Astrocytes play pivotal roles in regulating glutamate homeostasis at tripartite synapses. Inhibition of soluble epoxide hydrolase (sEHi) provides neuroprotection by blocking the degradation of 14,15-epoxyeicosatrienoic acid (14,15-EET), a lipid mediator whose synthesis can be activated downstream from group 1 metabotropic glutamate receptor (mGluR) signaling in astrocytes. However, it is unclear how sEHi regulates glutamate excitotoxicity. Here, we used three primary rat cortical culture systems, neuron-enriched (NE), astrocyte-enriched glia-neuron mix (GN), and purified astrocytes, to delineate the underlying mechanism by which sEHi and 14,15-EET attenuate excitotoxicity. We found that sEH inhibitor 12-(3-adamantan-1-yl-ureido)-dodecanoic acid (AUDA) and 14,15-EET both attenuated N-methyl-D-aspartate (NMDA)-induced neurite damage and cell death in GN, not NE, cortical cultures. The anti-excitotoxic effects of 14,15-EET and AUDA were both blocked by the group 1 mGluR5 antagonist 2-methyl-6-(phenylethynyl)pyridine (MPEP), as were their protective effects against NMDA-disrupted perineuronal astrocyte processes expressing glutamate transporter-1 (GLT-1) and subsequent glutamate uptake.

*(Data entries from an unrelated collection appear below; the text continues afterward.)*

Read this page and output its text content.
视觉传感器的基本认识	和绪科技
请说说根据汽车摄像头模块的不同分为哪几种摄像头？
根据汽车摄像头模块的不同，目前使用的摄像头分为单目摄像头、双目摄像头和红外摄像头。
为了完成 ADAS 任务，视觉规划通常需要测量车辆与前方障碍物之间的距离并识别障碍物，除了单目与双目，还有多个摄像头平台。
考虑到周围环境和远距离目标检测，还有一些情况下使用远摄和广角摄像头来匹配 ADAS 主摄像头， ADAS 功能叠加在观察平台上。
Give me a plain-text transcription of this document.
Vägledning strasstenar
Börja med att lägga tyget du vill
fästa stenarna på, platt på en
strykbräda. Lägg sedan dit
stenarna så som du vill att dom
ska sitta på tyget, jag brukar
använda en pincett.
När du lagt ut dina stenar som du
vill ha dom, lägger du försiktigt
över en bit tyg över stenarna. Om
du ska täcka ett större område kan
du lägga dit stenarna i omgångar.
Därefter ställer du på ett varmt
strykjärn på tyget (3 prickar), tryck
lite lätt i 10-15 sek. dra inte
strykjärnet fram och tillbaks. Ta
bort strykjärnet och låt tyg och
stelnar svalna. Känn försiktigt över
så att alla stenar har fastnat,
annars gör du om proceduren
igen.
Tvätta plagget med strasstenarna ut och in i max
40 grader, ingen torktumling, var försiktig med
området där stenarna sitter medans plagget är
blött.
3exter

Knockdown of sEH expression also attenuated NMDA neurotoxicity in mGluR5- and GLT-1-dependent manners. The 14,15-EET/AUDA-preserved astroglial integrity was confirmed in glutamate-stimulated primary astrocytes along with the reduction of the c-Jun N-terminal kinase 1 phosphorylation, in which the 14,15-EET effect is mGluR5-dependent. In vivo studies validated that sEHi and genetic deletion of sEH (Ephx2-KO) ameliorated excitotoxic kainic acid-induced seizure, memory impairment, and neuronal loss while preserving GLT-1-expressing perineuronal astrocytes in hippocampal CA3 subregions. These results suggest that 14,15-EET mediates mGluR5-dependent anti-excitotoxicity by protecting astrocytes to maintain glutamate homeostasis, which may account for the beneficial effect of sEH inhibition in excitotoxic brain injury and diseases.